Reconoció enseguida la amplia y dulce sonrisa que le estaba regalando aquel hombre alto, corpulento, elegante y distinguido, con el pelo cano peinado sobre un costado que caía sobre su frente. Sin dejar de sonreír se acomodó el pelo con la mano en un gesto que era casi su marca registrada. La presencia del hombre y los recuerdos de aquel gesto la hicieron sonreír. Fue entonces que Vanesa se perdió en sus ojos y las imágenes de un pasado remoto acudieron al presente.

-¡Francisco! -Se quedó inmóvil, no fue capaz de moverse ni un milímetro, por lo que el apuesto caballero dio un paso adelante y la tomó del talle, envolviéndola con sus brazos. Vanesa se le colgó del cuello mientras sentía cómo aquel hombre enorme la abrazaba, dándole una deliciosa sensación de calidez. Por unos momentos se sintió segura, protegida. Una oleada de recuerdos inundó su memoria una vez más. Parada en puntas de pie, lo atrajo hasta que sus labios rozaron el lóbulo de la oreja de Francisco.

- Mi oso querido… -le susurró al oído. Un leve estremecimiento conmovió al hombre que al sentirse descubierto, sólo atinó a acariciar con más fuerza aquel cuerpo que sus manos habían recorrido tantas veces y que enseguida reconocieron. Allí estaba recordando cada curva, cada pliegue, cada elevación, cada milímetro de esa silueta añorada que ahora tenía ante él.
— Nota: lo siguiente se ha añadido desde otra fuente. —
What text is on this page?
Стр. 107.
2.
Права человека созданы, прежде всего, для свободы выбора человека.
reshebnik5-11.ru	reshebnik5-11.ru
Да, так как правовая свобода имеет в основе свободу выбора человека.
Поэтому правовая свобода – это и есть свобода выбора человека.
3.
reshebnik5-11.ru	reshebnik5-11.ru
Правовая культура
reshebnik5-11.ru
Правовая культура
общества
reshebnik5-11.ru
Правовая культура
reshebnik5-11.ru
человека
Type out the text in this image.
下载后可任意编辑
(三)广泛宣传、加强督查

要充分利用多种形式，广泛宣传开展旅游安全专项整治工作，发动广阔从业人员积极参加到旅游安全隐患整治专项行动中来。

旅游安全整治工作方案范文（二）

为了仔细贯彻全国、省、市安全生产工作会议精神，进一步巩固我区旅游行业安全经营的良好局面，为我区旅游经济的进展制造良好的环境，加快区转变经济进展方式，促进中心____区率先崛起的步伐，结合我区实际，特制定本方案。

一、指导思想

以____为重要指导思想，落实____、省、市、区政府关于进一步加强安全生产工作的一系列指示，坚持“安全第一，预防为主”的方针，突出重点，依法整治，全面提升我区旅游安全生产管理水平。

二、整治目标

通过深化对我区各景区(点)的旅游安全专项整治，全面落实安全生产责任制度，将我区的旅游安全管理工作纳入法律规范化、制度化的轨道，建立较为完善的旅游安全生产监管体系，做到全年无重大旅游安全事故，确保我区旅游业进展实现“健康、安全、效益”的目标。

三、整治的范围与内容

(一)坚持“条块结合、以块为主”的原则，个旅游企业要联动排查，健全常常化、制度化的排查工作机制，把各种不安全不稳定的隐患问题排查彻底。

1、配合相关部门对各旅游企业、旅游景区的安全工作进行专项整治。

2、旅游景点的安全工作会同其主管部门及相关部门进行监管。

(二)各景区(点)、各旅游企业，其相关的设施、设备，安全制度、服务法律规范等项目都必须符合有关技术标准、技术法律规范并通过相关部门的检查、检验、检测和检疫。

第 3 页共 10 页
Caminaron juntos unas cuadras. Francisco, siempre atento y caballeroso, le cedía el paso y la custodiaba cual centinela mientras la colocaba del lado de la pared. Cuando Vanesa caminaba delante, aprovechaba para admirar las piernas que siempre le habían cautivado. Aún las seguía teniendo  torneadas a la perfección, de ensueño. Era la parte de su cuerpo que ella sabía usar de la forma más sensual que jamás había visto en mujer alguna. Y recordó el primer día, cuando la vio cruzarse de piernas: “Tienes un cruce de piernas más erótico que el de Sharon Stone en “Bajos Instintos…”, le dijo. Aún seguía pensando lo mismo.

A su vez, cuando ella tenía oportunidad de mirar a su amigo de reojo, lo veía con la prestancia de siempre; grande, varonil, seductor y con esa mirada que lo convertía en un hombre especial. Había bromeado muchas veces con él diciéndole que lo acusaría ante la ley por “portación de mirada”.